The Board of Trustees at the University of Alabama recently voted to return a $21.5 million gift from Hugh Culverhouse Jr. Since this decision, a game of he-said, they-said has ensued. Culverhouse claims the university’s decision relates to his unwavering support of reproductive freedom. The university says its decision relates solely to inappropriate demands by Culverhouse to dictate key aspects of the law school’s administration.

One thing is clear: Culverhouse was insisting on Alabama significantly increasing the law school’s entering class size — and then demanded $10 million of his gift back when the law school demurred (with all of this taking place well before his highly public call for an abortion-related boycott of all things Alabama, notably including the University of Alabama School of Law). Thus, when it comes to law schools, Culverhouse embraces the idea that bigger is better. However, this simply isn’t true. What’s more, this view reflects a deep misunderstanding of the current market for legal employment.

An ethical law school has a duty to consider whether its graduates will enjoy reasonable access to good professional opportunities after they graduate — and class size has a direct, and inverse, relationship to employment outcomes for graduates.

Since the Great Recession, a wrenching retrenchment in demand for legal services has occurred. Tasks that were once performed by junior associates at big-city law firms are now both automated and offshored. Not long ago, document review in major corporate litigation constituted a bread-and-butter staple of litigation practices. Now, computers scan and sort documents for attorney-client and work-product privilege with astonishing speed and accuracy. The remaining documents are more often than not then reviewed by U.S.-trained lawyers working abroad (who are less expensive than domestic lawyers). In addition, corporations have taken more work inside their corporate counsel offices and have slashed their budgets for outside work.

This reduced demand for legal services has led to a steep decline in demand for lawyers. Law school enrollment is down by about 20 percent since 2008 — and applications have declined by about 30 percent. Would-be law students are taking a hard look at the cost-benefit equation of law school and deciding “thanks, but no thanks.”

U.S. law schools have been playing a game of catch-up with these disruptive changes in the profession.

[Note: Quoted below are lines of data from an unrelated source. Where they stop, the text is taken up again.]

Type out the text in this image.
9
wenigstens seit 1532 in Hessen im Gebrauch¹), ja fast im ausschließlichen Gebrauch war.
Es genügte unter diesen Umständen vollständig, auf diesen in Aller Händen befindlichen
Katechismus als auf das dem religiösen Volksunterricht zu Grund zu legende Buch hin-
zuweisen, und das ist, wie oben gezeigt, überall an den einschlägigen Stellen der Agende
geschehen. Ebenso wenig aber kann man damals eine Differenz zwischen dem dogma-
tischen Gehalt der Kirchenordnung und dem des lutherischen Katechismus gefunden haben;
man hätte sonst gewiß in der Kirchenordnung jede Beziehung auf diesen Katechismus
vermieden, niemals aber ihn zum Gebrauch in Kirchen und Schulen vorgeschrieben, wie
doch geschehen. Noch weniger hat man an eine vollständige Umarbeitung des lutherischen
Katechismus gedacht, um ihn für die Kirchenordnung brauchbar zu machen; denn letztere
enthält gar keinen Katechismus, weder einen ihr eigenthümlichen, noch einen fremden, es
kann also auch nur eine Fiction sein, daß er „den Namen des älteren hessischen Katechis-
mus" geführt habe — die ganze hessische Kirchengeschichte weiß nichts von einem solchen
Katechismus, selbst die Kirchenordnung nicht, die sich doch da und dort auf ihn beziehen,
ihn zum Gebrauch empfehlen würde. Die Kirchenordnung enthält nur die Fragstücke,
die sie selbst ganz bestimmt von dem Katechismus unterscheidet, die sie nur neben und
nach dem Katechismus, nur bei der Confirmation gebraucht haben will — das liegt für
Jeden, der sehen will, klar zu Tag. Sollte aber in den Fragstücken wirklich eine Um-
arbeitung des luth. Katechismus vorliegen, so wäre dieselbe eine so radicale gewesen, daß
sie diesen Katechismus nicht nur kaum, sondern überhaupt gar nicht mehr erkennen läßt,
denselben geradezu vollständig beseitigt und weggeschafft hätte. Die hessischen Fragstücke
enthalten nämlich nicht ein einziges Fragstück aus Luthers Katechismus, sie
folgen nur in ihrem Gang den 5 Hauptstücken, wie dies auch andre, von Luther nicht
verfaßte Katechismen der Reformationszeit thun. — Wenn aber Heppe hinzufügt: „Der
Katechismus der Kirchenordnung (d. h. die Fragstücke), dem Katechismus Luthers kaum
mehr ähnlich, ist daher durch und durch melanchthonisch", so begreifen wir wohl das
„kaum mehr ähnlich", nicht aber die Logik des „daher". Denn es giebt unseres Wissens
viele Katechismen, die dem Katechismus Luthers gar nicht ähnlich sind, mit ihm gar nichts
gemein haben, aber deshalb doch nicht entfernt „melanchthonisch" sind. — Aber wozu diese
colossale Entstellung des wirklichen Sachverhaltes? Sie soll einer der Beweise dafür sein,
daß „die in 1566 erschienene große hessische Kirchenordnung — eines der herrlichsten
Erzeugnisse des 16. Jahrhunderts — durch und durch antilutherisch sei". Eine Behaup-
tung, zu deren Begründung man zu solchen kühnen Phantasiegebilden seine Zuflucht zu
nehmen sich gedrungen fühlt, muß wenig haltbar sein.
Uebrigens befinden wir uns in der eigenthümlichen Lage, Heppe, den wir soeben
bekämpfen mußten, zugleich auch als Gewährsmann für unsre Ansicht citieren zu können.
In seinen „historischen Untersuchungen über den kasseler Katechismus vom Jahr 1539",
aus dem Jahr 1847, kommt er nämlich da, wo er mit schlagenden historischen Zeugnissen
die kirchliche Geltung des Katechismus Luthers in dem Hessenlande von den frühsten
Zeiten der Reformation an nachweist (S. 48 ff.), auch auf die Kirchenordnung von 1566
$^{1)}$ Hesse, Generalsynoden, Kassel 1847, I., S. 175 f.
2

One common response, at least by law schools affiliated with major universities, has been to reduce the entering class size. Taking this step permits law schools to hold the line on the quality of the entering class despite fewer applications for admission — and makes it easier for law schools to maximize students’ prospects for good post-graduation employment.

Simply put, in the current market, it’s much easier to find good jobs for 125 law school graduates than to place 250 graduates. Many universities, including but not limited to Alabama, have forgone tuition revenue and used central university funds to permit reductions in class size, to right-size law school enrollments. It would be easy, and remunerative, to admit bigger classes — with less capable students who are less likely to find law-related employment after graduation. Law schools, however, have generally tried to do the right thing.

Rather than pushing for law schools to enroll more students, it would be better if would-be donors facilitated public-interest career paths by making it possible for current law students to graduate with lower debt loads. Taking this step would permit more newly minted lawyers to take positions that involve providing legal services to chronically underserved communities desperately in need of them.

Alabama actually does a pretty good job on this front — on average, our graduates finish law school with less than $82,000 in law school-related debt, and 38 percent graduate with no debt. This gives them the ability to take lower-paying jobs as prosecutors and public defenders, and with state and federal agencies. In sum, a smaller graduating class, with lower debt loads, is a good thing for both recently graduated lawyers and also for those who need access to lawyers but cannot afford to pay for it.

It would be disingenuous to suggest that reductions in law school class sizes have nothing to do with the annual law school rankings. But it would be equally disingenuous to suggest that cuts to law school class sizes are only about gaming the rankings. There are important benefits to the students that relate directly to right-sizing a law school’s entering class size. Law schools should be given credit, not blame, for considering seriously whether our graduates will enjoy robust professional opportunities after they graduate. Moreover, regardless of whether right-sizing entering law school classes represents the best policy or not, surely the law school, and not a donor, should be entitled to make this important judgment call.